Musik Würth-Halle: Makellose musikalische Präzision

Schwäbisch Hall / Rainer Ellinger 19.06.2018
Das „Trio Rhapsody Three“ begeistert das Publikum in der vollbesetzten Würth-Halle.

„Kammermusik in Blau“, dieser Titel nimmt wohl Bezug auf ihre spektakuläre Darbietung, der „Rhapsody in Blue“ von George Gershwin.

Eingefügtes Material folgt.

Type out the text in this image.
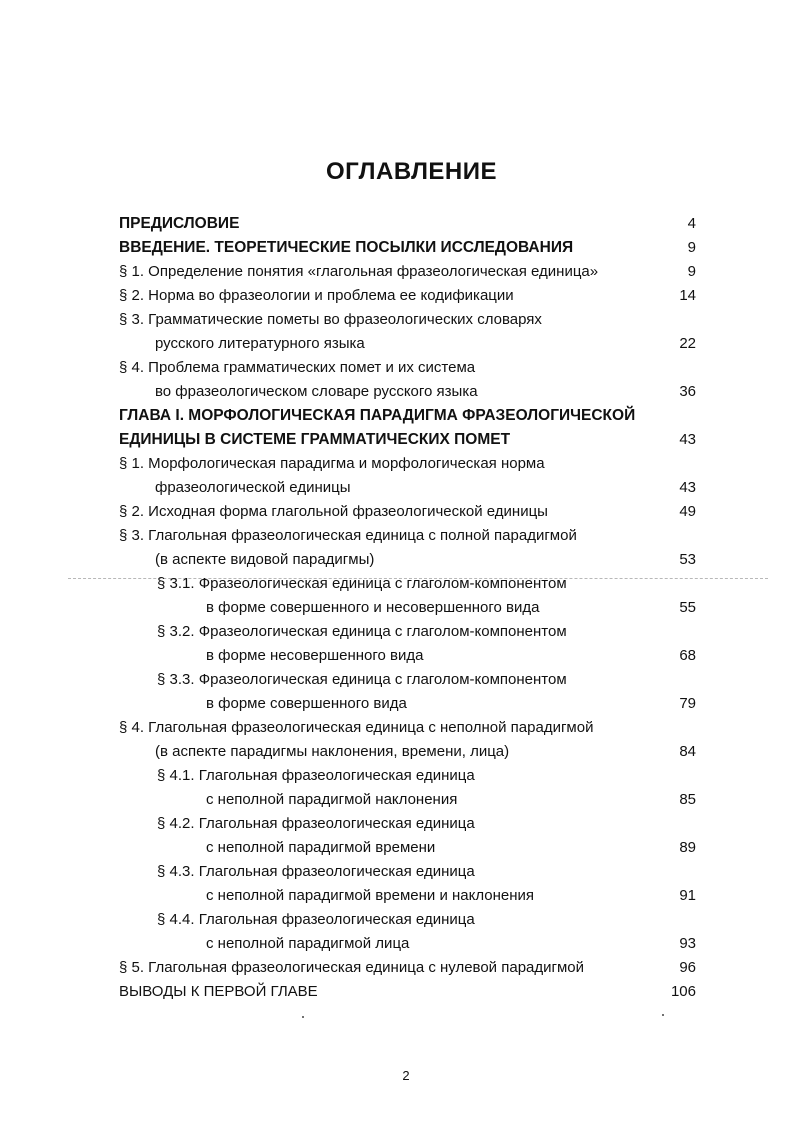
ОГЛАВЛЕНИЕ
ПРЕДИСЛОВИЕ	4
ВВЕДЕНИЕ. ТЕОРЕТИЧЕСКИЕ ПОСЫЛКИ ИССЛЕДОВАНИЯ	9
§ 1. Определение понятия «глагольная фразеологическая единица»	9
§ 2. Норма во фразеологии и проблема ее кодификации	14
§ 3. Грамматические пометы во фразеологических словарях
русского литературного языка	22
§ 4. Проблема грамматических помет и их система
во фразеологическом словаре русского языка	36
ГЛАВА I. МОРФОЛОГИЧЕСКАЯ ПАРАДИГМА ФРАЗЕОЛОГИЧЕСКОЙ
ЕДИНИЦЫ В СИСТЕМЕ ГРАММАТИЧЕСКИХ ПОМЕТ	43
§ 1. Морфологическая парадигма и морфологическая норма
фразеологической единицы	43
§ 2. Исходная форма глагольной фразеологической единицы	49
§ 3. Глагольная фразеологическая единица с полной парадигмой
(в аспекте видовой парадигмы)	53
§ 3.1. Фразеологическая единица с глаголом-компонентом
в форме совершенного и несовершенного вида	55
§ 3.2. Фразеологическая единица с глаголом-компонентом
в форме несовершенного вида	68
§ 3.3. Фразеологическая единица с глаголом-компонентом
в форме совершенного вида	79
§ 4. Глагольная фразеологическая единица с неполной парадигмой
(в аспекте парадигмы наклонения, времени, лица)	84
§ 4.1. Глагольная фразеологическая единица
с неполной парадигмой наклонения	85
§ 4.2. Глагольная фразеологическая единица
с неполной парадигмой времени	89
§ 4.3. Глагольная фразеологическая единица
с неполной парадигмой времени и наклонения	91
§ 4.4. Глагольная фразеологическая единица
с неполной парадигмой лица	93
§ 5. Глагольная фразеологическая единица с нулевой парадигмой	96
ВЫВОДЫ К ПЕРВОЙ ГЛАВЕ	106
2
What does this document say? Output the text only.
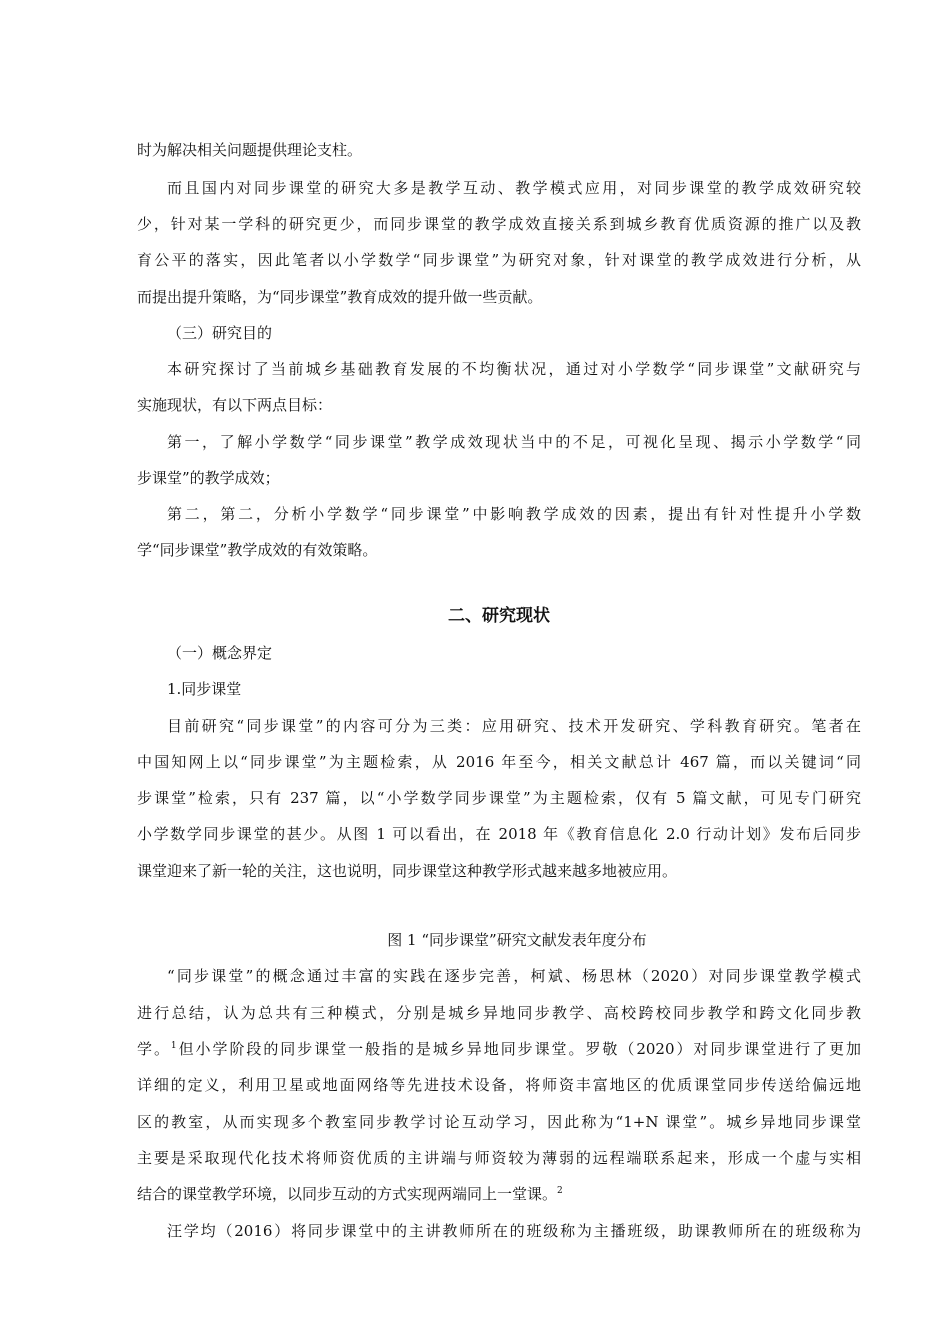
时为解决相关问题提供理论支柱。
而且国内对同步课堂的研究大多是教学互动、教学模式应用，对同步课堂的教学成效研究较
少，针对某一学科的研究更少，而同步课堂的教学成效直接关系到城乡教育优质资源的推广以及教
育公平的落实，因此笔者以小学数学“同步课堂”为研究对象，针对课堂的教学成效进行分析，从
而提出提升策略，为“同步课堂”教育成效的提升做一些贡献。
（三）研究目的
本研究探讨了当前城乡基础教育发展的不均衡状况，通过对小学数学“同步课堂”文献研究与
实施现状，有以下两点目标：
第一，了解小学数学“同步课堂”教学成效现状当中的不足，可视化呈现、揭示小学数学“同
步课堂”的教学成效；
第二，第二，分析小学数学“同步课堂”中影响教学成效的因素，提出有针对性提升小学数
学“同步课堂”教学成效的有效策略。
二、研究现状
（一）概念界定
1.同步课堂
目前研究“同步课堂”的内容可分为三类：应用研究、技术开发研究、学科教育研究。笔者在
中国知网上以“同步课堂”为主题检索，从 2016 年至今，相关文献总计 467 篇，而以关键词“同
步课堂”检索，只有 237 篇，以“小学数学同步课堂”为主题检索，仅有 5 篇文献，可见专门研究
小学数学同步课堂的甚少。从图 1 可以看出，在 2018 年《教育信息化 2.0 行动计划》发布后同步
课堂迎来了新一轮的关注，这也说明，同步课堂这种教学形式越来越多地被应用。
图 1 “同步课堂”研究文献发表年度分布
“同步课堂”的概念通过丰富的实践在逐步完善，柯斌、杨思林（2020）对同步课堂教学模式
进行总结，认为总共有三种模式，分别是城乡异地同步教学、高校跨校同步教学和跨文化同步教
学。$^1$但小学阶段的同步课堂一般指的是城乡异地同步课堂。罗敬（2020）对同步课堂进行了更加
详细的定义，利用卫星或地面网络等先进技术设备，将师资丰富地区的优质课堂同步传送给偏远地
区的教室，从而实现多个教室同步教学讨论互动学习，因此称为“1+N 课堂”。城乡异地同步课堂
主要是采取现代化技术将师资优质的主讲端与师资较为薄弱的远程端联系起来，形成一个虚与实相
结合的课堂教学环境，以同步互动的方式实现两端同上一堂课。$^2$
汪学均（2016）将同步课堂中的主讲教师所在的班级称为主播班级，助课教师所在的班级称为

Er könnte aber auch darauf hinweisen, dass man in Besetzungsfragen eine „Fahrt ins Blaue“ unternimmt, also etliche der Werke für die drei vorhandenen Instrumente kurzerhand adaptiert und dabei nichts verfälscht.

Es sind dies eine Violine – eine Stradivari aus dem Jahr 1675 – gespielt von Rebekka Hartmann, ein Saxofon, gespielt von Markus Maier und ein Konzertflügel, gespielt von der in Armenien geborenen Margarita Oganesjan. Die instrumentaltechnische Perfektion, die emotionale Kraft der musikalischen Ausgestaltung und die Perfektion des makellosen Zusammenwirkens suchen ihresgleichen.

Die Ouvertüre – in diesem Fall eine „Intrada“ im wahrsten Sinne des Wortes – der „Nussknacker Suite“ von Pjotr Iljitsch Tschaikowski – swingt fast. Die Pianistin spielt sehr leichtfüßig, die beiden anderen sehr expressiv. Der zweite Satz „Marche“ wird getragen vom weitgehend staccatierten Leggiero des Klaviers. Auch die Laufpassagen von Violine und Saxofon gelingen sehr flüssig. Satz drei, der „Feentanz“, besticht durch seine fast sphärische Leichtigkeit und feine Abstufungen der leisen Töne.

Innig-melodiös beginnt Antonin Dvoraks „Sonatine G-Dur“ für Violine und Klavier. Rebekka Hartmann widmet in einführenden Worten diese Interpretation dem Gedenken an ihren tags zuvor verstorbenen Freund, den Dirigenten Enoch zu Guttenberg, Vater des ehemaligen Verteidigungsministers Theodor zu Guttenberg. Der Satz erklingt phrasenweise mit deutlichem Rubato mehr plastisch. Etwas mehr Tristesse strahlt das „Larghetto“ aus. Nach dem heiter-spritzigen „Scherzo“ folgt das rasante, mit romantischem Klang und großer dynamischer Verve und Vitalität gestaltete Finale.

Im Beisein des in München lebenden deutsch-russischen Komponisten Vladimir Genin hören wir ein modern-romantisches Werk „Roadmovie“, eigens für das Trio geschrieben, als Uraufführung. Es will das Leben des „fahrenden“ Musikervolkes nachzeichnen. Aus einem ganz leisen, sphärisch entfernten dissonanten Klang entwickelt sich ein rhythmisch pointiertes, eher polyphon angelegtes Stück, das bei allem Groove weniger dem Jazz verwandt ist, als vielleicht einer Bartok’schen Klangwelt.

Sehr romantisch-ausdrucksstark ist das „Allegro moderato“ der Sonate G-Dur für Saxofon und Klavier von Camille Saint-Saens. Kantable Melodiegestaltung und flinke Läufe beider Spieler hören wir auch im „Allegro scherzando“. Im „Molto adagio“ singt das Saxofon seinen linear-elegischen Kantus, das Klavier umspielt in zartestem Pianissimo. Nach einer weiteren Eigenbearbeitung von Edward Elgars „Pomp and Circumstance“ erleben die Zuhörer zwei Zugaben.